DO CARRINHO DE ROLIMÃ AO VÍCIO EM TELAS: REFLEXÕES SOBRE O BRAIN ROT

Mais um artigo da série sobre os pilares da qualidade e vida

 

Acredito que, neste momento, todos saibam que minha primeira graduação foi em Matemática. O motivo de ter escolhido estudar essa disciplina foi o fato de que, desde cedo, sempre gostei de resolver problemas. Vejo a Matemática como uma área que nos apresenta diversas ferramentas e que está constantemente nos desafiando a utilizá-las na resolução de situações complexas.

Parte desta minha curiosidade em solucionar problemas, vem de uma infância e adolescência, onde era comum construirmos nossos próprios brinquedos. Muitas vezes, pegávamos serrote, pregos, martelos… para construir nossa trave do futebol, carrinho de rolemã, entre outros brinquedos, ou seja, éramos desafiados a ser criativos a todo momento.

Nos últimos tempos, como professor de Matemática, tenho percebido em nossas crianças (após os oito anos) e adolescentes, uma falta de vontade em enfrentar desafios. Tenho a impressão de que eles sempre esperam uma resposta pronta, o que me levou a perceber uma espécie de cultura da busca por uma resposta pronta.

Essa cultura do menor esforço, aliada à falta de atenção e à crescente dificuldade de memorização, me levou a buscar entender o que está acontecendo com esse público, e foi justamente nessa busca que descobri o conceito cultural e psicológico chamado brain rot.

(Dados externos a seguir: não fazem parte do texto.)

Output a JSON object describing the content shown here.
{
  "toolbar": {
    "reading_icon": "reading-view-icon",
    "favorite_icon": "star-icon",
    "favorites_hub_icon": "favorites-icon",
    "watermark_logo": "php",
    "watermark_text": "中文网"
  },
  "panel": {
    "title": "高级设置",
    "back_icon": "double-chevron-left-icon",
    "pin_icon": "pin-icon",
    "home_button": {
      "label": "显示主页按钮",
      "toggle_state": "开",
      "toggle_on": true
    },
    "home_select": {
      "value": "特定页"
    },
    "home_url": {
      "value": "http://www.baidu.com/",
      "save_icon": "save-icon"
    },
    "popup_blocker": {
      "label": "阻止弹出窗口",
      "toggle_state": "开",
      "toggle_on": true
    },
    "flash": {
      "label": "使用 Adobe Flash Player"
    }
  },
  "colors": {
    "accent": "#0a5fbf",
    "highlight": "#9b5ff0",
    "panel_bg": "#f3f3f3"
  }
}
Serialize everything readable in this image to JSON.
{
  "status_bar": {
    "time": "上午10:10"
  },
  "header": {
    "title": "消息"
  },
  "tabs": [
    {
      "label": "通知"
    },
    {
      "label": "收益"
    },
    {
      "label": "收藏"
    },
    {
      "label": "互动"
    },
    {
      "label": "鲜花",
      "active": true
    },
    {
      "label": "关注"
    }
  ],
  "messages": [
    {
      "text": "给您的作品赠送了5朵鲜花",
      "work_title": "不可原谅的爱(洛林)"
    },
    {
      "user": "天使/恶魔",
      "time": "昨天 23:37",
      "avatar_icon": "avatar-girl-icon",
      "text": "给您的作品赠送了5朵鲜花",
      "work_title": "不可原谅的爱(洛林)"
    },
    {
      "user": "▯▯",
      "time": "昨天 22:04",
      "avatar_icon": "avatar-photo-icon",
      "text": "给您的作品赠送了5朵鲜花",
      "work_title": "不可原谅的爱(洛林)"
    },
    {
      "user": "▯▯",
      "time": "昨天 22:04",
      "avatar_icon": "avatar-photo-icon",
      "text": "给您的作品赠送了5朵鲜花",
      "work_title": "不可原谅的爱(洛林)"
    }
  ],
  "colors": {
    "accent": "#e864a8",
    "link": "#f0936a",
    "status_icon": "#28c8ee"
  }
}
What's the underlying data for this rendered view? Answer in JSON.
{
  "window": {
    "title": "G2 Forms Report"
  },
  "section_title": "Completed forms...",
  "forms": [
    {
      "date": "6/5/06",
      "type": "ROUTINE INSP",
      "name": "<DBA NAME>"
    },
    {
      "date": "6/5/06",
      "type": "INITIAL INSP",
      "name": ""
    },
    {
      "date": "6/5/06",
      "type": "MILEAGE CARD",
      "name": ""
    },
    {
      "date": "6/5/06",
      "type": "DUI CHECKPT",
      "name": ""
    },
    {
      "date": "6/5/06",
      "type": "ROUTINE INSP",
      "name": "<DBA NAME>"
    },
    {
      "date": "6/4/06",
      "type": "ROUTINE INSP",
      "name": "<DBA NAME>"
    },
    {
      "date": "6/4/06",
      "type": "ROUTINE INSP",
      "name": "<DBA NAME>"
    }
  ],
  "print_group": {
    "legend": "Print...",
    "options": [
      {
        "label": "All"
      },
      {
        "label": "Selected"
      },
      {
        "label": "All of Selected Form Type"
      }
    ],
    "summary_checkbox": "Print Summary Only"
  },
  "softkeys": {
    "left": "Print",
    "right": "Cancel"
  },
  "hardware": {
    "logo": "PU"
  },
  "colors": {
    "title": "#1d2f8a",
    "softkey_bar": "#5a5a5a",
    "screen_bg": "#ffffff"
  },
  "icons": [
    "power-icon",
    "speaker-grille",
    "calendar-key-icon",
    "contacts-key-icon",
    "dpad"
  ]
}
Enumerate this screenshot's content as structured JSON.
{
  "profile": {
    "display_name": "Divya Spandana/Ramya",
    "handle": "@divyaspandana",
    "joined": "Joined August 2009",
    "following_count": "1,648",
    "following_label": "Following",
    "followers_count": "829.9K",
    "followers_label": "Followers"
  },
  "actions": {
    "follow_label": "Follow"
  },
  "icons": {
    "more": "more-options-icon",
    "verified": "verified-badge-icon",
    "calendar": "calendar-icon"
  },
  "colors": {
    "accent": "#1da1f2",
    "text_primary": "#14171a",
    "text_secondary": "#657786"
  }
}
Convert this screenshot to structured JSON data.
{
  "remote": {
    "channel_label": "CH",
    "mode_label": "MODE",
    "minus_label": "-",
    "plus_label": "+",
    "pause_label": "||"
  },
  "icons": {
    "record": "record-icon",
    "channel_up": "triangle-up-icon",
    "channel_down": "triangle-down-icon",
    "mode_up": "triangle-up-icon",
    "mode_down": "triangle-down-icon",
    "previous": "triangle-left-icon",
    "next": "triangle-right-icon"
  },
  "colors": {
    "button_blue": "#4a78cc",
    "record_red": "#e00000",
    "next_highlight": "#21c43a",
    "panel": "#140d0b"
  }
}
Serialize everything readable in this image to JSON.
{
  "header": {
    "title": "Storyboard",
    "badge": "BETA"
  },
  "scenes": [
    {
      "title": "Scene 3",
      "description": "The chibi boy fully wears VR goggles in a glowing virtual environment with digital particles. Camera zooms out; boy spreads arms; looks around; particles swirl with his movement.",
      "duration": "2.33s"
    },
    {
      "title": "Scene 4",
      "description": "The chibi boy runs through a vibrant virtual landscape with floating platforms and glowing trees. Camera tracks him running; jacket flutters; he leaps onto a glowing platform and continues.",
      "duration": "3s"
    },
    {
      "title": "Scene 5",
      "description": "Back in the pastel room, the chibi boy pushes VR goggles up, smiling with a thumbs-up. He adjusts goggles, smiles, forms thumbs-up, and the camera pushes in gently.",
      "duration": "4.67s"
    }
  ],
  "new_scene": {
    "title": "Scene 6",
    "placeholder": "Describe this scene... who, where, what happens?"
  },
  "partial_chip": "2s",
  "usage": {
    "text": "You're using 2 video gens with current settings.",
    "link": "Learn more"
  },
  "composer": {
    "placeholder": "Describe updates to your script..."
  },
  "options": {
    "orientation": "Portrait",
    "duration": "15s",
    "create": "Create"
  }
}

Brain rot, que, na tradução literal, significa “podridão cerebral”, não é um conceito novo, mas sempre esteve relacionado à crítica à busca pelo caminho menos desafiador, ou pelo que chamamos de atalho. Os primeiros registros desse termo datam de 1854, quando o escritor Henry David Thoreau, grande defensor de uma vida mais simples e conectada à natureza, o utilizou para criticar a sociedade industrial, que, já naquele momento, optava pelo que era mais rápido e prático.

O tempo passou, e hoje esse conceito se aplica perfeitamente à atual geração de crianças e jovens que, em função do uso excessivo de telas e até de brinquedos estruturados (prontos), perdeu o desejo de criar, esforçar-se para solucionar problemas e gostar de desafios.

É fato que até os adultos, ao descobrirem a dopamina (hormônio do prazer e da felicidade) em um vídeo curto, em um aparelho que faz o que você pede (como a Alexa) ou em ferramentas de busca baseadas em inteligência artificial, que entregam respostas para praticamente todos os problemas; também estão seguindo o caminho da lei do menor esforço, que leva ao brain rot.

Sempre tive a preocupação, em minhas aulas de Matemática, de dizer que nosso cérebro é como um músculo que, para se manter saudável na maior parte do tempo, precisa ser exercitado. A forma de fazer esse exercício é pensando em soluções para os desafios que se apresentam, criando respostas inovadoras, praticando exercícios de memorização, leitura e interpretação de textos, por exemplo. No entanto, a verdade é que, a cada dia que passa, não só as crianças e jovens, mas também nós, adultos, preferimos treinar a máquina para pensar por nós, em vez de exercitarmos nosso cérebro.

Estamos diante de uma sociedade com cada vez menos profundidade em suas opiniões, e que por falta de desejo por uma compreensão mais ampla dos temas da atualidade, deixa de ouvir aqueles que pensam diferente.

Estamos presos a algoritmos que nos entregam apenas o conteúdo que nos interessa, tornando-nos viciados em telas e, consequentemente, fechados em uma bolha que tem feito “apodrecer” não só nosso cérebro, mas também nossa própria construção cultural.

Até pouco tempo atrás, ainda tínhamos moças que escreviam seus diários e meninos que faziam cartas de amor ou construíam seus próprios carrinhos de rolimã, não é mesmo? 

Minha pergunta é: em que momento sairemos desse círculo vicioso da podridão cultural e passaremos para uma fase de construção de novas músicas com poesias complexas, do retorno ao consumo de leituras em livros, da criação de obras literárias realmente inovadoras, entre outros exemplos de uma cultura saudável, de um povo resultado de uma cultura rica e em desenvolvimento?

É chegada a hora de nós, pais, compreendermos o atual cenário para podermos intervir pelo bem do futuro de nossos filhos. Afinal, é sempre bom reforçar que a criatividade é essencial para qualquer atividade em nossa vida.

É chegado o momento de repensarmos o uso excessivo de telas e passarmos a valorizar o aprendizado de um instrumento musical, a leitura de clássicos e a escrita de novos livros autorais, entre outras iniciativas que tornam nossa juventude mais preparada para o futuro e nós, adultos, mais preparados para uma velhice saudável.

É chegado o momento de falarmos sobre a saúde do nosso cérebro.